Christmas temptations

I’ve always made a special Christmas cake for my youngest son, Adam.
Allergic to nuts, when I made his cake, we substituted fruit whenever nuts were called for. Extra cherries, extra peel, and extra apricots and raisins make their way into his cake.
It doesn’t call for much sugar but then again, if you begin with almost four pounds of candied fruit, you really don’t have to add much sugar.
Even in the raw, the cake is delicious.
A sign at a recent craft show caught my eye. It was over some baking and proclaimed to people who were concerned about sugar that the cake had no sugars added.
I chuckled to myself knowing full well that most Christmas cakes all could do without sugar and still be overly sweet.
Holidays and family celebrations always are celebrated around food. Each has its own treats and we condition ourselves for them.
People from Sweden, Ukraine, England, Italy, Norway, Russia, France, and the Far East bring their favourite ethnic cuisine to the table. And each community has its own traditional Christmas dishes
In a multicultural country like Canada, we get to enjoy the best from around the world.
As a person who suffers from diabetes, checking my glucose levels and watching my carbohydrate and sugar intake, I’m constantly checking labels. As my dietician keeps telling me, you can have those treats but you have to balance those indulgences out.
A dessert might be balanced by dropping the potato or bread.
But at Christmas, everyone is out to tempt you with their best fare.
We are now into the season of treats and special baking. Every family has their favourites that only are made at Christmas time. In our household, it includes shortbread, a cranberry-orange square, fruit cake, almond balls, and several more.
The first or second ingredient in any of these recipes is flour, followed by sugar. And just thinking about these treats can have a person’s mouth watering in anticipation.
Almost every church and organization has a bake sale at this time of the year. I know for a fact that if it makes the bake table, it is going to be “go-o-o-o-o-o-o-d.”

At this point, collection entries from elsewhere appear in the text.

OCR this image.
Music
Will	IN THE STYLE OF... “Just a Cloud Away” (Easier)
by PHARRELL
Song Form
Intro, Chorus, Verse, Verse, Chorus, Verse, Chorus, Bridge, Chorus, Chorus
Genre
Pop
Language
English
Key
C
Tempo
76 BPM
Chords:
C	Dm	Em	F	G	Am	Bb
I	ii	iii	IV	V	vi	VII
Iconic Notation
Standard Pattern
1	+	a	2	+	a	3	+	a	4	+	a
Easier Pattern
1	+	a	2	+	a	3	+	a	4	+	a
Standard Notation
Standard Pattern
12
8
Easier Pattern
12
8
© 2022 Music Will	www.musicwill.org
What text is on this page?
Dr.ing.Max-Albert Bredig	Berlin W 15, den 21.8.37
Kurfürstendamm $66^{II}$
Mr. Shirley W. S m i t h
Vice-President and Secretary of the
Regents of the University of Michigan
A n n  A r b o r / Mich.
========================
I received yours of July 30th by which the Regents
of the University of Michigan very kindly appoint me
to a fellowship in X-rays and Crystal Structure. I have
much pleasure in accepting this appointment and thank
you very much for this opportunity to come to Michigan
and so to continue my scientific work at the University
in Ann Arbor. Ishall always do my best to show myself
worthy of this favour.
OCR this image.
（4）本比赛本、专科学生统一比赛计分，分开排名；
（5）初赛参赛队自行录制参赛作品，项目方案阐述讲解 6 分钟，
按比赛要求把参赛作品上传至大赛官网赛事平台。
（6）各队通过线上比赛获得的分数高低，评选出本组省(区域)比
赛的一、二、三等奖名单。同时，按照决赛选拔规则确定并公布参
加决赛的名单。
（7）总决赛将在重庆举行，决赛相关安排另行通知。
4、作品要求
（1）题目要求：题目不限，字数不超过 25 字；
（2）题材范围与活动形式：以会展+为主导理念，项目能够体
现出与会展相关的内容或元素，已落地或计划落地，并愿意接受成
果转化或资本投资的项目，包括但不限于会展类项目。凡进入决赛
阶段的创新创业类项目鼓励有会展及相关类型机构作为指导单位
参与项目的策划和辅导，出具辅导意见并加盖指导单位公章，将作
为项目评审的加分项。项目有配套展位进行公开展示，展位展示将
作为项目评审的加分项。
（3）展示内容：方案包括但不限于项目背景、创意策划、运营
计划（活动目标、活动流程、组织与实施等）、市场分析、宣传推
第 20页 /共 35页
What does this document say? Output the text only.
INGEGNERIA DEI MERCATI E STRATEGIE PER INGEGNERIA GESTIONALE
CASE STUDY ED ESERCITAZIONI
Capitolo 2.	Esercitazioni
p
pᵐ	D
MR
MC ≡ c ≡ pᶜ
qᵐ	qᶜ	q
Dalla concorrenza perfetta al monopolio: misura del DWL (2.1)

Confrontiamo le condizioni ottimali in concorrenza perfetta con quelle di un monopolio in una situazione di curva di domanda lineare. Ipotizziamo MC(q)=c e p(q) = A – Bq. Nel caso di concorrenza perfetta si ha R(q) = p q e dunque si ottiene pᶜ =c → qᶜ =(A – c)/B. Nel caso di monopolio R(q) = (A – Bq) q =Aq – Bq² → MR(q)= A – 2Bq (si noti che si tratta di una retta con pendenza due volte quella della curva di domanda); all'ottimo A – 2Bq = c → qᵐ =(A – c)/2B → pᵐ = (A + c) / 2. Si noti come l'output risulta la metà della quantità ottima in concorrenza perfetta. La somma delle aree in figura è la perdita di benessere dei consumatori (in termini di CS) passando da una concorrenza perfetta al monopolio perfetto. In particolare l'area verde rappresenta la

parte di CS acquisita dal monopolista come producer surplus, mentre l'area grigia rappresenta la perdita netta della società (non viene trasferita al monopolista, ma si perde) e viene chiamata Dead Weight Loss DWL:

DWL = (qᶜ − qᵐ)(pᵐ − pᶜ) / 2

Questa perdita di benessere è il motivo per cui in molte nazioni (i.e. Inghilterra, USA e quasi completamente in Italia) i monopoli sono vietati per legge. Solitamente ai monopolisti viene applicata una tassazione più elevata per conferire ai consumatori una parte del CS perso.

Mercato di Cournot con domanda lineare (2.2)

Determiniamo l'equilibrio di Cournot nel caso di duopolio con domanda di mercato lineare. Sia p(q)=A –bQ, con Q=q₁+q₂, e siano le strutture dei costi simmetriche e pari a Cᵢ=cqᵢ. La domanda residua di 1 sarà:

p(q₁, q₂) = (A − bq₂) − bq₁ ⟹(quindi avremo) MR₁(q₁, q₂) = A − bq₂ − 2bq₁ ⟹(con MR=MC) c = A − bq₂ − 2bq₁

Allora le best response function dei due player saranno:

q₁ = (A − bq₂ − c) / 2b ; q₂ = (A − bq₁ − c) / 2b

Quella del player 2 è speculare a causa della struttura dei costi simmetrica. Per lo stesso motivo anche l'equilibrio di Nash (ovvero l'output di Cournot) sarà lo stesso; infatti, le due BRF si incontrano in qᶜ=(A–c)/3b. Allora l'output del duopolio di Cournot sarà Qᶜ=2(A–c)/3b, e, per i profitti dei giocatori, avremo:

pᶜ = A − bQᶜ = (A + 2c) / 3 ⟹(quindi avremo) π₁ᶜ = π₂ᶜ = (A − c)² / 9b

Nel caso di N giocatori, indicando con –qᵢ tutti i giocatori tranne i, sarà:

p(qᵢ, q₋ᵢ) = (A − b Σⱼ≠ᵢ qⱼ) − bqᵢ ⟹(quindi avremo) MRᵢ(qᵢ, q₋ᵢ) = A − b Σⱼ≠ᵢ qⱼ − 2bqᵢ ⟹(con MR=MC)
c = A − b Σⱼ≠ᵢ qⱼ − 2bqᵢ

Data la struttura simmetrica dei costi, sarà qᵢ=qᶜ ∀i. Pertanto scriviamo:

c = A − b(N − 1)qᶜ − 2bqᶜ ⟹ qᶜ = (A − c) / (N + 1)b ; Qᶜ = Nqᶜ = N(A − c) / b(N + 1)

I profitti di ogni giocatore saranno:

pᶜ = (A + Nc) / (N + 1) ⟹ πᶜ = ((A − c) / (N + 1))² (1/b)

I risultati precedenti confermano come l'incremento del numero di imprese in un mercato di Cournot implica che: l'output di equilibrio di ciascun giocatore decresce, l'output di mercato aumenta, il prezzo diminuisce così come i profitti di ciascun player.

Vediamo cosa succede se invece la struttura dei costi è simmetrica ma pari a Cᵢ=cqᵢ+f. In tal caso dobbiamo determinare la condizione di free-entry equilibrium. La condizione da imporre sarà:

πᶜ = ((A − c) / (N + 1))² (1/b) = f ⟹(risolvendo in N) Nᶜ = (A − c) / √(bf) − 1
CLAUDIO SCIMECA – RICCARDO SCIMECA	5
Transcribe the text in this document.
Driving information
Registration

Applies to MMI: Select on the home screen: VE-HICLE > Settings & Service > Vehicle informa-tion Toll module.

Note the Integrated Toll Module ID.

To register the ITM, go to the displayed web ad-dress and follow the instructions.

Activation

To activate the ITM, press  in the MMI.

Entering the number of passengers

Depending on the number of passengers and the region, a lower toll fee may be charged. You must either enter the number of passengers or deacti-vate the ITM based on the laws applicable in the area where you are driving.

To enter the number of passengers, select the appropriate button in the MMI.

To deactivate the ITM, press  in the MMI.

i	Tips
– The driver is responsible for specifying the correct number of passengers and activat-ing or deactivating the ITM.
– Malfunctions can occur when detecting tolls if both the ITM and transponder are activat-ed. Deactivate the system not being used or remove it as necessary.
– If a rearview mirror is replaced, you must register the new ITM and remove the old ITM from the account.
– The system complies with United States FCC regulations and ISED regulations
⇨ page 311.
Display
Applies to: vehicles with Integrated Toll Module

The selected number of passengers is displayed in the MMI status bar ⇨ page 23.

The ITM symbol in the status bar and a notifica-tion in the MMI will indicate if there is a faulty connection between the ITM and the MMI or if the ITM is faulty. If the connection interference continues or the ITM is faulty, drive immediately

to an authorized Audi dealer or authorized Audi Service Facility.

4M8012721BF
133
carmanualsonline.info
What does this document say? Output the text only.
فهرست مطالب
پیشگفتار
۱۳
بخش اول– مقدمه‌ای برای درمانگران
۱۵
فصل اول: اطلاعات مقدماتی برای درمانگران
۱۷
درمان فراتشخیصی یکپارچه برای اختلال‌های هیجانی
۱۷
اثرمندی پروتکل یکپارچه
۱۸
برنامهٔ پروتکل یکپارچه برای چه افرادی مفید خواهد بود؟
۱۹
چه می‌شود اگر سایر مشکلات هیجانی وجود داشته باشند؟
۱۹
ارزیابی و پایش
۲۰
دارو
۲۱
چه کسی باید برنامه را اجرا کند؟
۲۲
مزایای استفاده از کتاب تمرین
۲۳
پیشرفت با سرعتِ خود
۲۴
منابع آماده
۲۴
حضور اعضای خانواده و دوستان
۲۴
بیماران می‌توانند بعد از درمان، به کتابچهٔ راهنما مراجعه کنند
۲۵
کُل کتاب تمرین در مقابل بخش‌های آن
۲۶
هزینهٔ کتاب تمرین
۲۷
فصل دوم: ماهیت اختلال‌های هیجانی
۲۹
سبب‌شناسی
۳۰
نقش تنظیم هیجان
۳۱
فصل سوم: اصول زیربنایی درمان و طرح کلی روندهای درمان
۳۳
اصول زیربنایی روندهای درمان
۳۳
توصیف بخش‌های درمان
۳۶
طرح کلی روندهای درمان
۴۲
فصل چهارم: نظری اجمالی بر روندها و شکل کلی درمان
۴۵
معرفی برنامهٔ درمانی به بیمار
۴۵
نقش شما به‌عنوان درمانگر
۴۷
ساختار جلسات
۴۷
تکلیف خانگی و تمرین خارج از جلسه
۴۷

No one is going to send their baking with even a hint of scorching. Every morsel will melt in your mouth. Every donation will be a family’s very best.
The Aquanaut swim team held a bake sale on Saturday and what didn’t sell came into the Times’ office Monday morning. The chocolate peanut butter caramels disappeared instantly while the carrot cake with the cream cheese icing vanished almost as quickly.
Homemade bread, rolls, and Christmas baking tempted everyone. I must admit that walking by all that fresh baking was a real challenge. Instead of walking directly past, my body seemed to drift sideways testing and tempting my willpower.
And the Christmas cookies . . . just smiling to be picked up.
To protect me, my wife bakes and freezes everything. We’ve cut down on baking knowing full well that neither of us needs the extra calories. So this table of Fort Frances swimmers families’ best cooking is a real temptation.
The Christmas season lets us indulge ourselves. Food fantasies become real. We will suffer from the overdoses of good food with glee.
Then come January, reality will return—and a whole year will pass before Christmas tempts us again.